The risk is not so much that other leaders in the region will follow her example and grab assets as if we were back in the 1970s. Brazil and Mexico, the biggest economies, are unlikely to endanger the investments that have helped them grow richer.

Nor would it be right to argue that Spanish companies erred in investing so much in Latin America. On the contrary, they have done very well out of it – except, in many cases, in Argentina.

Santander, the Spanish bank, boasted when it unveiled its 2011 results that for the first time more than half its profits – 51 per cent – had come from Latin America. Brazil, accounting for 28 per cent of profits, generated more income by far than any other country.

Spain’s big companies remain internationally competitive precisely because they have reduced their dependence on what is now a depressed domestic market. The Ibex 35 companies collectively made 60.6 per cent of their revenues abroad last year, up from 57 per cent in 2010, according to research by William Chislett of the Elcano Royal Institute, a think-tank.

But now it is time to move on from the comfortable Spanish-speaking markets of the Americas on which many of them rely.

As one Madrid consultant puts it, Latin America still presents opportunities, but is a “mature market” saturated by Spanish companies that should be looking east. In Asia, he says, European rivals are literally eating the Spaniards’ lunch. “In places like Singapore, you see Spanish tapas bars run by Italians, French or Englishmen that have nothing to do with the real thing.”

The best companies need no persuading. Inditex, the world’s largest clothes retailer by value, opened 132 outlets in China last year and is preparing to launch a Chinese online store for its Zara brand. Of the new markets it entered in 2011, one (Peru) is Latin American, one (South Africa) is African, and three (Azerbaijan, Taiwan and Australia) are in the Asia-Pacific region.
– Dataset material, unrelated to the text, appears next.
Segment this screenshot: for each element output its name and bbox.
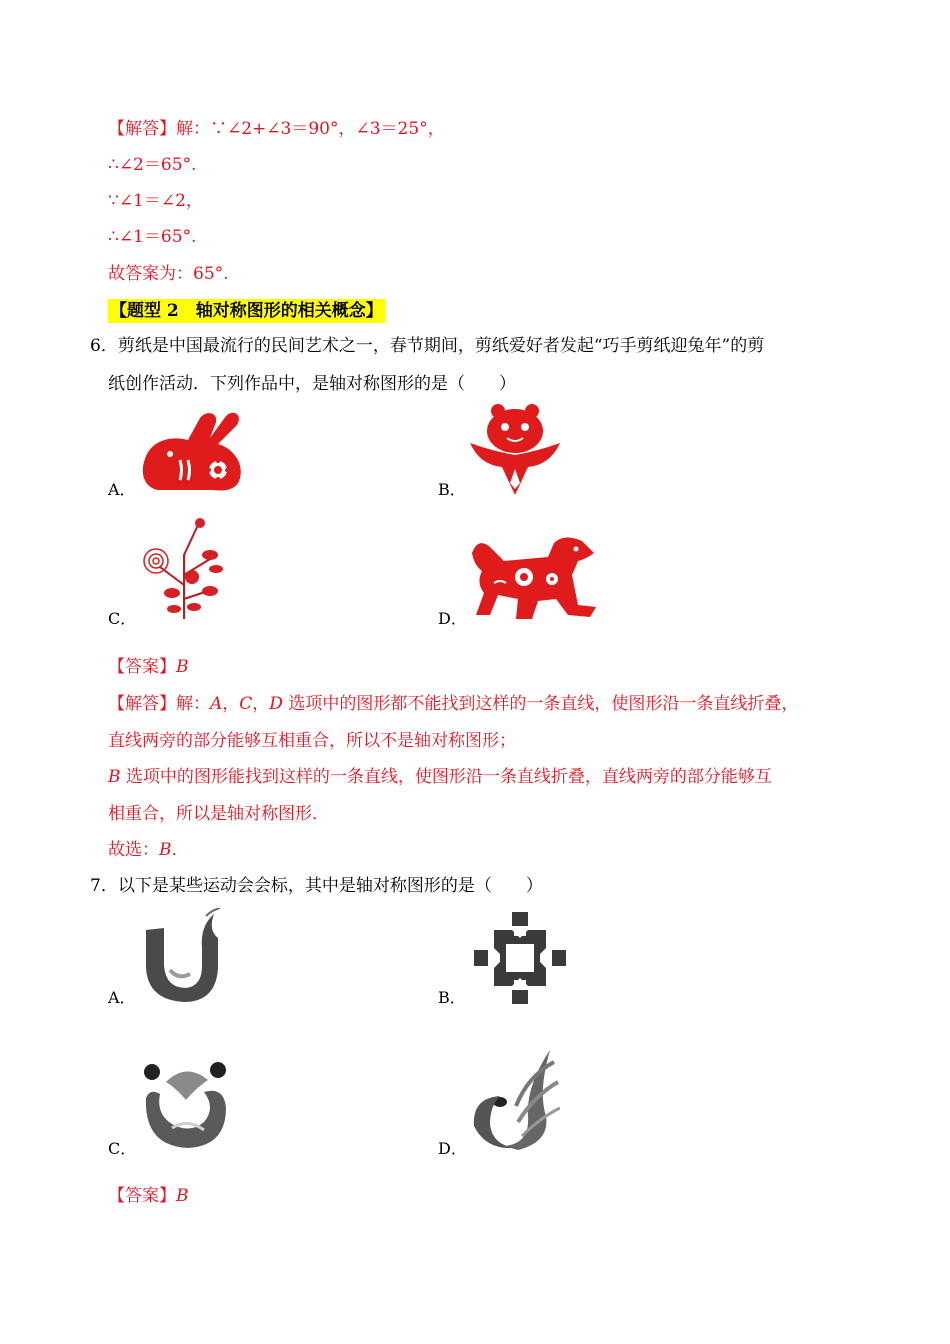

Spain’s big banks are diversifying, too. BBVA, dependent on Mexico, has moved into Turkey. Santander has moved out of Venezuela and Colombia and into Poland.

Gamesa, the wind turbine manufacturer, has taken a big bet on globalisation and now makes 98 per cent of its sales outside Spain. The company has six factories in China and will have three in India by the end of the year. “Asia is booming and to us Asia has been absolutely critical,” says Jorge Calvet, Gamesa chief executive.

Family companies such as Puig, the Barcelona-based perfumery and fashion group, and Camper, the Mallorca footwear company, have also been spreading their wings abroad. Spain now represents just a fifth of Puig’s global net revenues, down from more than a third five years ago.

Bad news at home has not stopped. On Wednesday, the Ibex 35 had its worst day of the year, dropping nearly 4 per cent to a level last plumbed in the grim post-Lehman days of 2009. On Thursday, the Spanish treasury saw its borrowing costs rise again in a bond auction.

For Spanish companies with international ambitions, however, there is a solution to the sea of troubles threatening to drown them at home: go east to Asia, not west to Latin America.